This was a request for donations to help me purchase a portable oxygen concentrator. I received a goodly number of contributions which, when added to my meager savings allowed me to purchase an Inogen g3 unit. Therefor have closed the Go Fund Me account. Thanks to everyone that helped.
I’m not sure I’d call this a “Good Adventure” but I entered a new stage of my life Last Wednesday: living with supplemental oxygen. Breathing has gotten much more difficult over the last year. A couple of weeks ago I went to the pulmonologist received a prescription for supplemental oxygen. Since I live on a small sailboat on a canal off the Saint Johns River in Central Florida the use of oxygen tanks was out of the question. The solution had to be a portable oxygen concentrator. I spent hours on line looking at various makes and models. I decided that either the Inogen G3 or the G5 would be what I wanted. The Inogen G3 is one of the concentrators most often mentioned as a top unit in dependability and durability. Trying to find out what the damned things actually cost, and I mean this about ALL the manufacturers, not just Inogen, is worse than trying to get an auto insurance quote online. Everyone requires you to give them an email address so they can clutter up your email inbox with spam for the rest of your life. I finally broke down and gave my info to a couple of companies that seemed to offer the best info, less prices. A brand new unit runs a bit over $3K.
Doesn’t Medicare cover the expense? Well, sometimes, but not often and it’s really convoluted. What it boils down to is you have to require oxygen 24/7. I don’t. Even if you do, then Medicare will ONLY cover the costs of RENTING a unit from an oxygen supplier. I was sorta stuck, so I have to go ahead an buy one.
I talked to someone who had a G3 for sale on Facebook Market Place for $800, but after sleeping on it for a night decided I didn’t want to take the chance on a used unit with no warranty. But I did find a refurbished Imogen G3 with a one year warranty for a grand less than a brand new one with a three year warranty. Hell, I might not even be around in three years what with three stents in my heart as is so the single year is okay by me.
So Wednesday the unit arrived. We’ll see if it actually changes my life.
There are two lithium ion batteries. Of course it’s shipped with the smaller one but that’s supposed to give four hours running time alone at the second setting. They claim the “double” battery, at $350+ will give up to 10 hours running time.
It’s not very big. Nine inches high, eight and three-quarters wide, and three inches thick. It weighs in at a bit over five pounds. Came with a carrying case with a shoulder strap, a 110 volt power supply that charges the battery while also operating the unit, and a car cigarette lighter plug thingy to charge it while you’re driving.
I was a copywriter for an ad agency once so I know how all that stuff works. In all the literature about the various portable oxygen concentrators there are pictures of people with these things stuck up their noses doing stuff like running marathons, playing rugby and white water rafting. Not that I’d be doing any of that crap if I didn’t have COPD and I did exaggerate a tad about what people are doing in that promotional literature, but they all have cat that ate the canary grins on their faces. Me? I’ll be happy if I can walk a city block without collapsing as I did in Chicago in July. Well, not total collapse, but I had to stop three times in one block and the last time I was down on a knee because I couldn’t get enough air in my lungs.
When I got back to The Swamp with the unit it only took a couple of minutes to set it up and hit the power-on button.
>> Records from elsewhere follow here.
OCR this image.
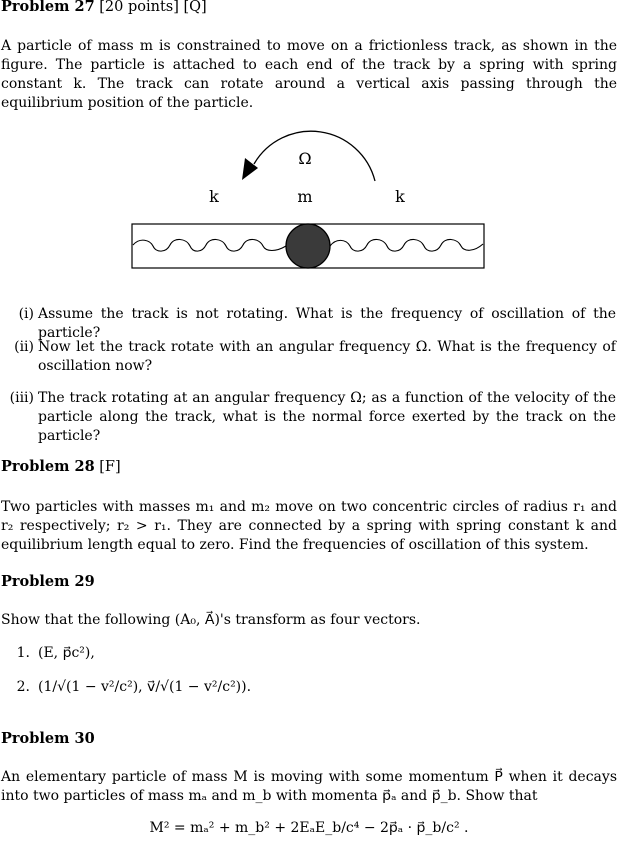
Problem 27 [20 points] [Q]
A particle of mass m is constrained to move on a frictionless track, as shown in the figure. The particle is attached to each end of the track by a spring with spring constant k. The track can rotate around a vertical axis passing through the equilibrium position of the particle.
Ω
k	m	k
(i) Assume the track is not rotating. What is the frequency of oscillation of the particle?
(ii) Now let the track rotate with an angular frequency Ω. What is the frequency of oscillation now?
(iii) The track rotating at an angular frequency Ω; as a function of the velocity of the particle along the track, what is the normal force exerted by the track on the particle?
Problem 28 [F]
Two particles with masses m₁ and m₂ move on two concentric circles of radius r₁ and r₂ respectively; r₂ > r₁. They are connected by a spring with spring constant k and equilibrium length equal to zero. Find the frequencies of oscillation of this system.
Problem 29
Show that the following (A₀, A⃗)'s transform as four vectors.
1. (E, p⃗c²),
2. (1/√(1 − v²/c²), v⃗/√(1 − v²/c²)).
Problem 30
An elementary particle of mass M is moving with some momentum P⃗ when it decays into two particles of mass mₐ and m_b with momenta p⃗ₐ and p⃗_b. Show that
M² = mₐ² + m_b² + 2EₐE_b/c⁴ − 2p⃗ₐ · p⃗_b/c² .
I’d watched several YouTube vids in advance. So, after going on my boat for my computer in a backpack and my oxymeter on its cord over my neck I sat at the picnic table a little winded. as usual. The oxymeter gave me a blood/oxygen reading of 91%. I put the cannula on and within a couple of minutes the reading was up to 97%. I kept a log of my blood oxygen levels through the month of August and rarely saw it hit above 92%. Generally it was hovering in the upper 80s and lower 90s.
I gathered my stuff and headed to the air conditioned “pod” a couple of hundred feet away. I know that’s not far for almost everyone who might be reading this, but often I would have to stop at the half to three quarters mark until I could breathe well enough to continue, and when I’d get to the table outside the pod I was usually done in and need to take a couple of hits off my inhaler.
The G3 is NOT a miracle. But I was able to make it all the way to the table in one go and, while winded, I didn’t feel the need to use the inhaler. Honest I didn’t.
My 02 reading said 91% but it was back up to 97% in under a minute and I was breathing like the rest of the world shortly after that.
All the literature about COPD and the doctors I’ve consulted all say that exercise, while seemingly counter intuitive, is necessary for patients to do. I have some exercises I’m supposed to be doing and now I’m going to start walking again to build up strength in my lungs once more.
Next will be going out in public with this thing stuck under my nose. But I’m sure I’ll get over the embarrassment, Took me a little while to get over the embarrassment of holding a stupid sign at the airports when I was doing pick ups for a limo service pre-9/11. And if anyone it going to offer me sympathy because of my condition I’m going to milk it to the max!